I wrote back, glad to unburden myself. I put nothing in my letters that would have caused her parents to blush, while her letters to me were oddly formal, as if she were trying to impress on me how mature she’d become. Perhaps this odd quality was because we both wrote in the other’s language, a decision we each made independently. It was as though our lessons were continuing and we were pretending that the bedroom incident had never taken place. Now that our brief clinch was in the past, though, I was glad it had happened, that somebody had wanted me so much. In my miserable mood, I doubted anybody would ever want me again.
Mum slept a lot. During these times, I tried to write, but all I managed were pathetic, rhyming poems and self pitying journal entries. The best periods were when I read to Mum. We read biographies of Sylvia Plath and Daphne Du Maurier, a couple of novels by Graham Greene that she’d never got around to, before rereading her favourite, The Quiet American. She requested parts of James Sherwin’s strange, psychedelic masterpiece I, Singer, as well as new novels by her favourite writers, Toni Morrison and Patricia Highsmith.

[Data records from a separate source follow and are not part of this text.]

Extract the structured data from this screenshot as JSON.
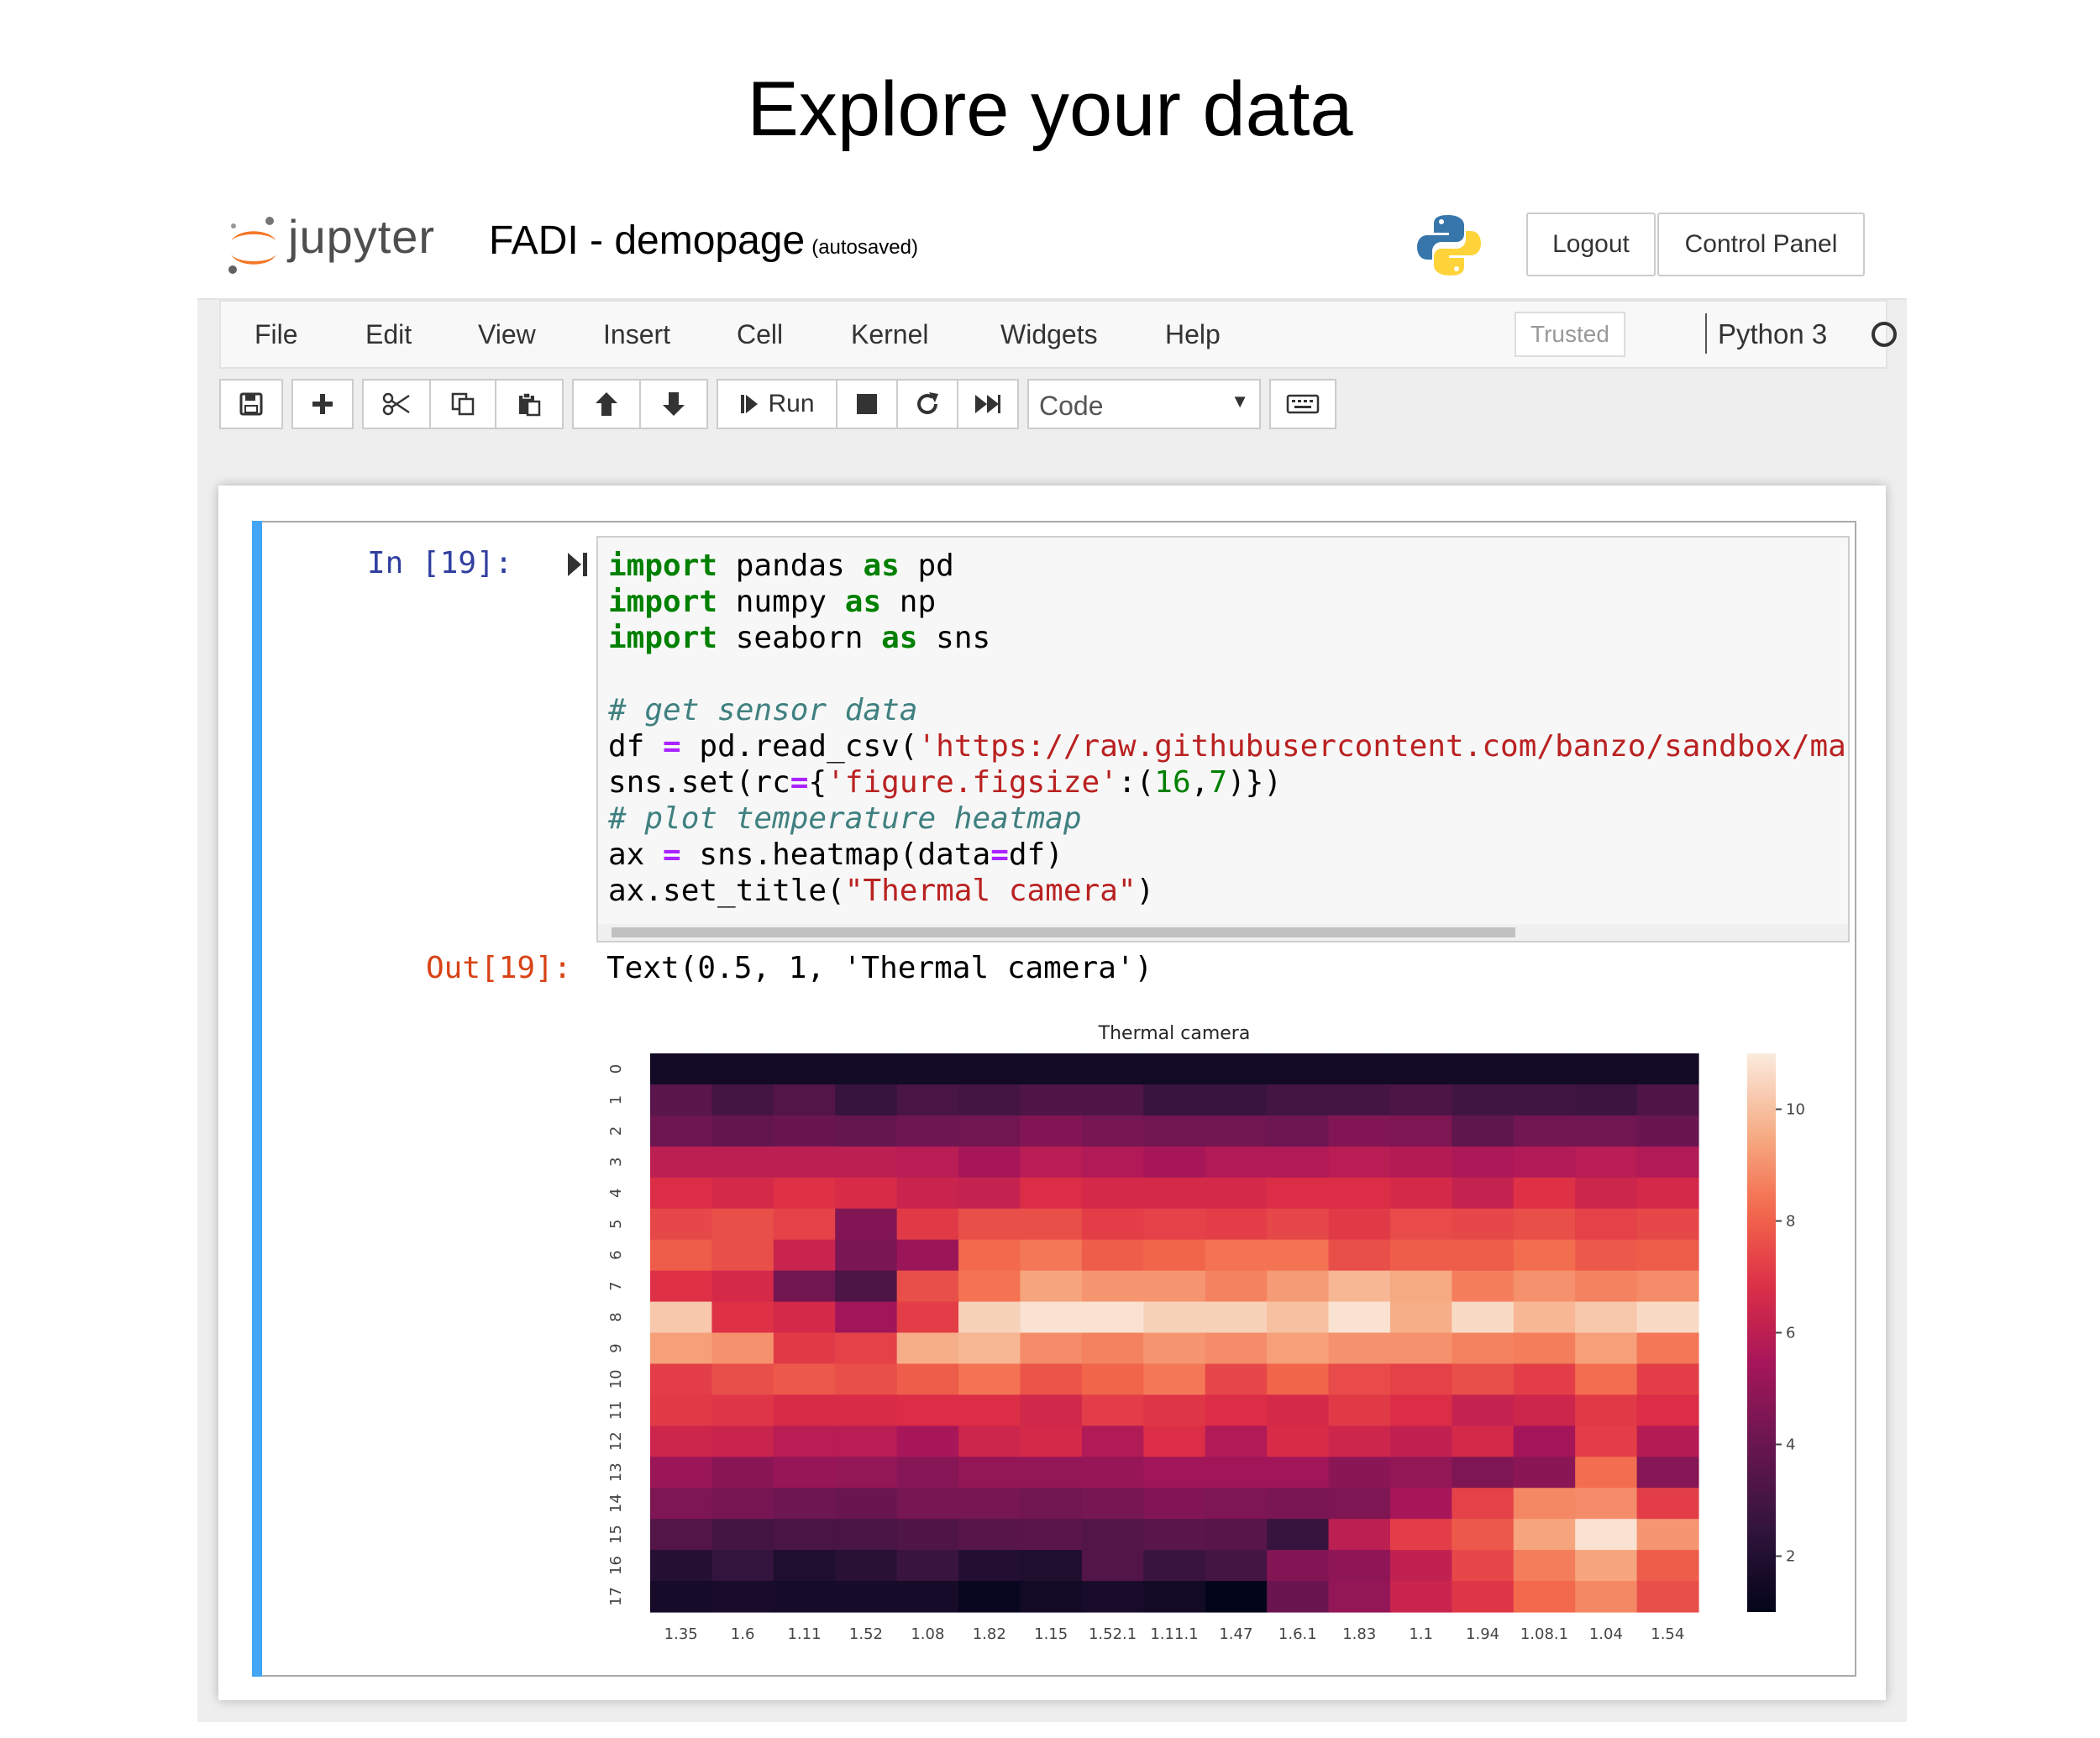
{
  "slide_title": "Explore your data",
  "header": {
    "logo_text": "jupyter",
    "notebook_name": "FADI - demopage",
    "autosave_status": "(autosaved)",
    "logout_label": "Logout",
    "control_panel_label": "Control Panel"
  },
  "menubar": {
    "items": [
      "File",
      "Edit",
      "View",
      "Insert",
      "Cell",
      "Kernel",
      "Widgets",
      "Help"
    ],
    "trusted_label": "Trusted",
    "kernel_name": "Python 3"
  },
  "toolbar": {
    "run_label": "Run",
    "cell_type": "Code"
  },
  "cell": {
    "in_prompt": "In [19]:",
    "out_prompt": "Out[19]:",
    "output_text": "Text(0.5, 1, 'Thermal camera')",
    "code": {
      "l1_kw": "import",
      "l1_mod": " pandas ",
      "l1_as": "as",
      "l1_alias": " pd",
      "l2_kw": "import",
      "l2_mod": " numpy ",
      "l2_as": "as",
      "l2_alias": " np",
      "l3_kw": "import",
      "l3_mod": " seaborn ",
      "l3_as": "as",
      "l3_alias": " sns",
      "c1": "# get sensor data",
      "l5_a": "df ",
      "l5_op": "=",
      "l5_b": " pd.read_csv(",
      "l5_str": "'https://raw.githubusercontent.com/banzo/sandbox/ma",
      "l6_a": "sns.set(rc",
      "l6_op": "=",
      "l6_b": "{",
      "l6_str": "'figure.figsize'",
      "l6_c": ":(",
      "l6_n1": "16",
      "l6_d": ",",
      "l6_n2": "7",
      "l6_e": ")})",
      "c2": "# plot temperature heatmap",
      "l8_a": "ax ",
      "l8_op": "=",
      "l8_b": " sns.heatmap(data",
      "l8_op2": "=",
      "l8_c": "df)",
      "l9_a": "ax.set_title(",
      "l9_str": "\"Thermal camera\"",
      "l9_b": ")"
    }
  },
  "chart_data": {
    "type": "heatmap",
    "title": "Thermal camera",
    "x_tick_labels": [
      "1.35",
      "1.6",
      "1.11",
      "1.52",
      "1.08",
      "1.82",
      "1.15",
      "1.52.1",
      "1.11.1",
      "1.47",
      "1.6.1",
      "1.83",
      "1.1",
      "1.94",
      "1.08.1",
      "1.04",
      "1.54"
    ],
    "y_tick_labels": [
      "0",
      "1",
      "2",
      "3",
      "4",
      "5",
      "6",
      "7",
      "8",
      "9",
      "10",
      "11",
      "12",
      "13",
      "14",
      "15",
      "16",
      "17"
    ],
    "colorbar_ticks": [
      2,
      4,
      6,
      8,
      10
    ],
    "vmin": 1,
    "vmax": 11,
    "colormap": "rocket",
    "values": [
      [
        1.5,
        1.5,
        1.5,
        1.5,
        1.5,
        1.5,
        1.5,
        1.5,
        1.5,
        1.5,
        1.5,
        1.5,
        1.5,
        1.5,
        1.5,
        1.5,
        1.5
      ],
      [
        3.6,
        3.0,
        3.4,
        2.6,
        3.1,
        3.0,
        3.3,
        3.3,
        2.7,
        2.7,
        3.0,
        3.0,
        3.2,
        2.9,
        2.9,
        2.8,
        3.3
      ],
      [
        4.1,
        3.8,
        4.0,
        3.9,
        4.1,
        4.2,
        4.6,
        4.3,
        4.2,
        4.2,
        4.1,
        4.6,
        4.5,
        3.7,
        4.2,
        4.2,
        4.0
      ],
      [
        6.0,
        6.0,
        6.0,
        6.0,
        5.9,
        5.5,
        5.9,
        5.7,
        5.5,
        5.7,
        5.7,
        5.9,
        5.8,
        5.6,
        5.7,
        5.9,
        5.7
      ],
      [
        6.8,
        6.6,
        6.9,
        6.7,
        6.3,
        6.2,
        6.8,
        6.6,
        6.6,
        6.6,
        6.8,
        6.8,
        6.6,
        6.2,
        6.9,
        6.4,
        6.6
      ],
      [
        7.4,
        7.6,
        7.3,
        4.6,
        7.1,
        7.6,
        7.6,
        7.2,
        7.3,
        7.2,
        7.4,
        7.1,
        7.5,
        7.4,
        7.6,
        7.3,
        7.4
      ],
      [
        7.9,
        7.6,
        6.3,
        4.4,
        5.2,
        8.2,
        8.5,
        7.9,
        8.1,
        8.4,
        8.4,
        7.6,
        7.9,
        7.9,
        8.3,
        7.8,
        7.9
      ],
      [
        6.9,
        6.6,
        4.2,
        3.2,
        7.6,
        8.4,
        9.4,
        9.1,
        9.1,
        8.7,
        9.2,
        9.8,
        9.5,
        8.6,
        9.0,
        8.7,
        8.9
      ],
      [
        10.2,
        6.9,
        6.6,
        5.3,
        7.2,
        10.4,
        10.8,
        10.8,
        10.4,
        10.4,
        10.0,
        10.8,
        9.6,
        10.6,
        9.8,
        10.2,
        10.6
      ],
      [
        9.3,
        9.0,
        7.1,
        7.3,
        9.6,
        9.8,
        8.9,
        8.7,
        9.1,
        8.9,
        9.3,
        9.0,
        9.0,
        8.7,
        8.6,
        9.3,
        8.5
      ],
      [
        7.2,
        7.6,
        7.8,
        7.6,
        7.9,
        8.4,
        7.7,
        8.1,
        8.5,
        7.4,
        8.1,
        7.5,
        7.3,
        7.6,
        7.2,
        8.3,
        7.2
      ],
      [
        7.1,
        7.0,
        6.7,
        6.7,
        6.8,
        6.8,
        6.5,
        7.2,
        7.0,
        6.8,
        6.6,
        7.1,
        6.8,
        6.2,
        6.4,
        7.1,
        6.8
      ],
      [
        6.4,
        6.3,
        5.9,
        5.9,
        5.5,
        6.4,
        6.6,
        5.7,
        6.8,
        5.7,
        6.7,
        6.4,
        6.1,
        6.6,
        5.4,
        7.2,
        5.8
      ],
      [
        5.2,
        4.8,
        5.1,
        5.0,
        4.7,
        5.0,
        5.0,
        5.1,
        5.3,
        5.3,
        5.3,
        4.8,
        5.0,
        4.5,
        4.8,
        8.3,
        4.7
      ],
      [
        4.5,
        4.3,
        4.1,
        4.0,
        4.3,
        4.3,
        4.2,
        4.3,
        4.6,
        4.5,
        4.4,
        4.5,
        5.5,
        7.3,
        8.8,
        8.9,
        7.2
      ],
      [
        3.4,
        3.0,
        3.1,
        3.1,
        3.3,
        3.5,
        3.6,
        3.4,
        3.6,
        3.5,
        2.6,
        6.0,
        7.2,
        7.8,
        9.4,
        10.8,
        9.1
      ],
      [
        2.1,
        2.5,
        1.9,
        2.2,
        2.7,
        2.0,
        1.9,
        3.4,
        2.7,
        3.0,
        4.6,
        4.9,
        6.1,
        7.4,
        8.6,
        9.4,
        7.9
      ],
      [
        1.6,
        1.7,
        1.6,
        1.6,
        1.6,
        1.2,
        1.5,
        1.7,
        1.5,
        1.0,
        4.0,
        5.0,
        6.3,
        7.0,
        8.2,
        8.8,
        7.6
      ]
    ]
  }
}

The doctor told me Mum’s decline had slowed since I came home. I broached the subject of deferring my university place for another year, but she wouldn’t hear of it.
Summer came early. For a few weeks, she was able to sit in our sma
ll yard while I read to her.Then she was too ill to get out of bed. In August, when they took her into hospital, we both knew that she would not be coming out again.
I cleared the house while Mum was still alive. I wouldn’t be able to face doing it once she was dead. I would want rid. Also, though I didn’t tell her this, I was looking for some clue to my father’s identity. I needed something to do. If I found something, Mum would still be there to explain it to me.
I was still searching for something significant in the clutter on the Sunday morning when the hospital rang to tell me that Mum had died, peacefully, in her sleep, a few minutes before.
Twelve
A small life insurance policy paid the funeral costs and left me enough money to make a start in London. Mum and I had discussed what to do with the house. She thought it would be best for me to rent it out while I was at university. That way, I would have a steady stream of income to supplement my grant. (There were still grants, then, but you couldn’t get by in London on a student grant alone.) When I finished my course, I would have a place to live in or a financial cushion to fall back on. I’d gone along with this to keep Mum happy but I meant to sell the house. I wanted to cut all ties with the past and begin a new life in London.
I visited Mum’s solicitor, Jon Darkland, in his office. He was a small man, Paul Mercer’s age or a little older. But where Paul was ruddy and fleshy, Darkland was lean, with a high forehead and jet black eyebrows. He been mum’s solicitor since the death of her parents, not long after I was born.
‘Your mother desired that you would rent out the house to provide you with some funds while you attend university. I can advise you on suitable agencies,’ Darkland said.
‘I think I’d rather sell. I’ve no intention of returning to Leam.’
‘You may be right to do so. The housing market boom can’t last forever, while rental demand isn’t high in this part of Lancashire. But I should warn you that the proceeds from the house won’t buy you the proverbial shoe box in London.’